An SEO professional was concerned about crawling and their crawl budget.
They have a WordPress website which generates multiple URLs automatically – these are unwanted URLs.
They are wondering if there is a way they can stop the crawler to figure out exactly what these URLs are.
They are aware they can noindex the URLs. But then, they still see them in Google Search Console under the Excluded URLs report.
John explained that they shouldn’t be worrying about the crawl budget on a site that has 10,000 URLs. Google will crawl this amount of URLs pretty quickly. This typically tends to happen within a day.
Also, they have to crawl the page in order to see the noindex meta tag. So, you can’t avoid having Google crawl the page, unless you don’t want them to see the noindex meta tag. So Google will need to check these pages from time to time.
However, the side effect of the noindex tag is that over time, Google will crawl those pages less often. They will still double check every now and then. But they will not check as much as a normal page that is otherwise indexed.
One other approach is to use robots.txt and just block the crawling of the pages completely.
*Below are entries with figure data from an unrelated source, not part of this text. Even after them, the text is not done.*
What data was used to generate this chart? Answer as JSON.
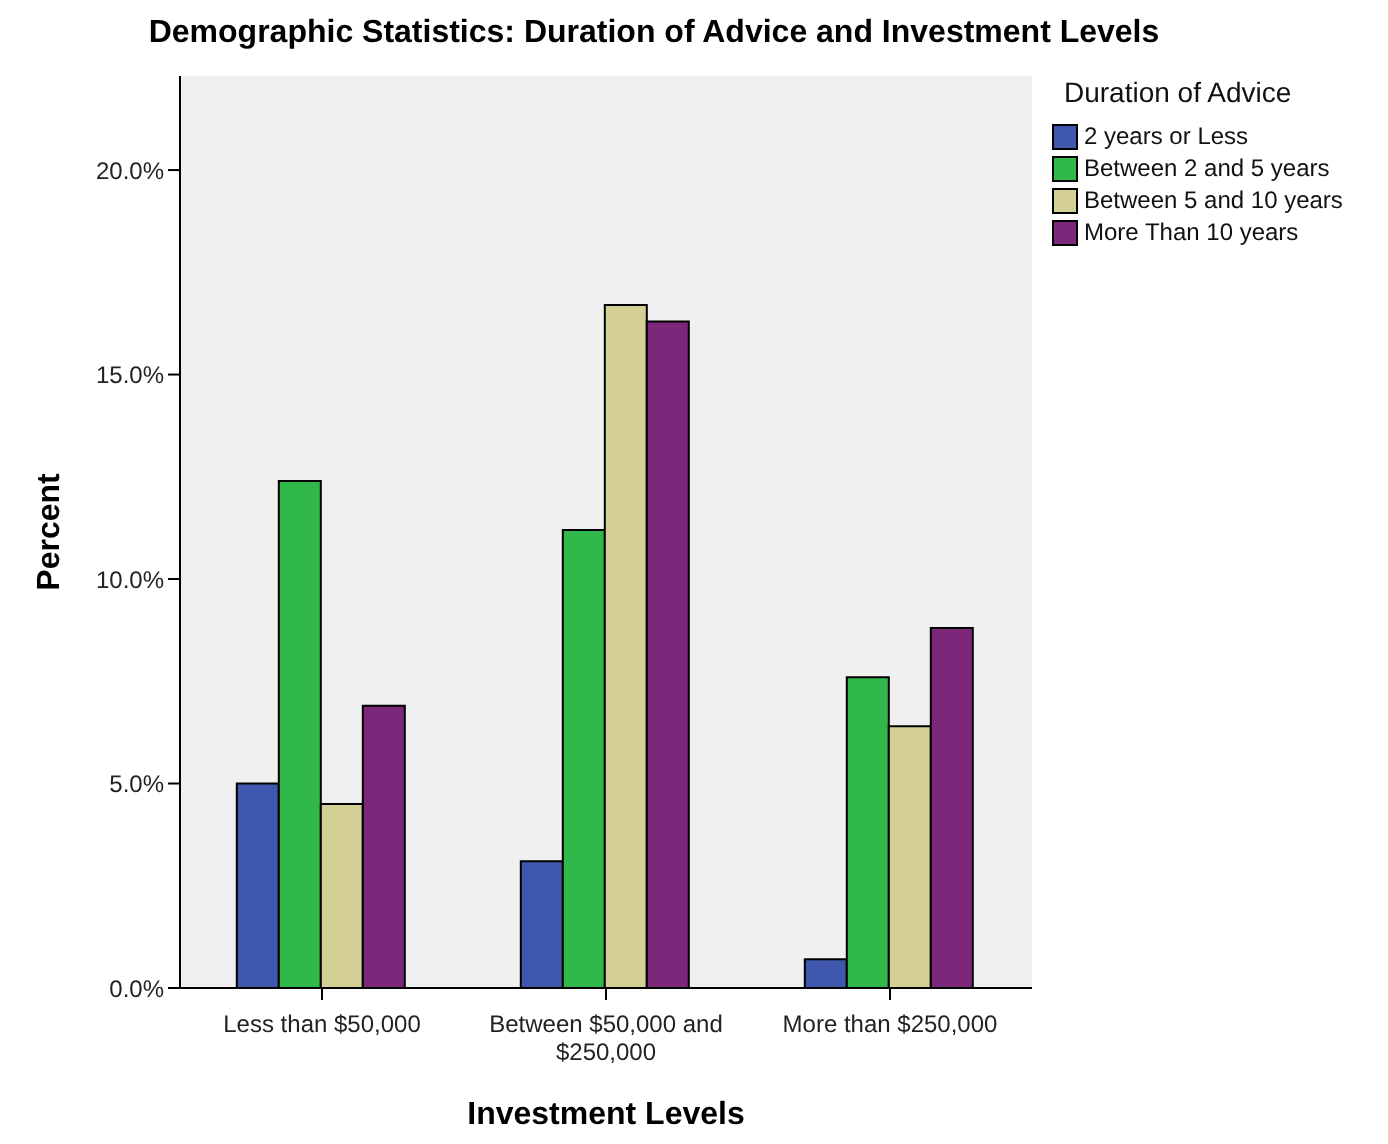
{
  "chart_data": {
    "type": "bar",
    "title": "Demographic Statistics: Duration of Advice and Investment Levels",
    "xlabel": "Investment Levels",
    "ylabel": "Percent",
    "legend_title": "Duration of Advice",
    "categories": [
      "Less than $50,000",
      "Between $50,000 and $250,000",
      "More than $250,000"
    ],
    "series": [
      {
        "name": "2 years or Less",
        "color": "#3f58ad",
        "values": [
          5.0,
          3.1,
          0.7
        ]
      },
      {
        "name": "Between 2 and 5 years",
        "color": "#31b84a",
        "values": [
          12.4,
          11.2,
          7.6
        ]
      },
      {
        "name": "Between 5 and 10 years",
        "color": "#d4cf95",
        "values": [
          4.5,
          16.7,
          6.4
        ]
      },
      {
        "name": "More Than 10 years",
        "color": "#7d277b",
        "values": [
          6.9,
          16.3,
          8.8
        ]
      }
    ],
    "ylim": [
      0,
      22.3
    ],
    "yticks": [
      {
        "value": 0,
        "label": "0.0%"
      },
      {
        "value": 5,
        "label": "5.0%"
      },
      {
        "value": 10,
        "label": "10.0%"
      },
      {
        "value": 15,
        "label": "15.0%"
      },
      {
        "value": 20,
        "label": "20.0%"
      }
    ],
    "grid": false,
    "legend": "top right"
  }
}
The main disadvantage in doing this is that the URL itself will be indexed in the search results, not any of the content of the page, but only the URL alone.
Also, if the content is pretty similar to other pages that you have created in the past, and you have some pages blocked in robots.txt, and other pages are not, then people who are searching for the pages directly could still come across these pages.
Practically speaking, though, having a noindex directive or a robots.txt block would be equivalent, in the sense that the content won’t appear in the search results. But make no mistake: if it’s blocked from crawling in robots.txt, and there is a noindex on the page, Google will pick one or the other. They will not crawl the noindex if they cannot crawl the page because it’s blocked in robots.txt.
This happens at approximately the 46:04 mark in the video.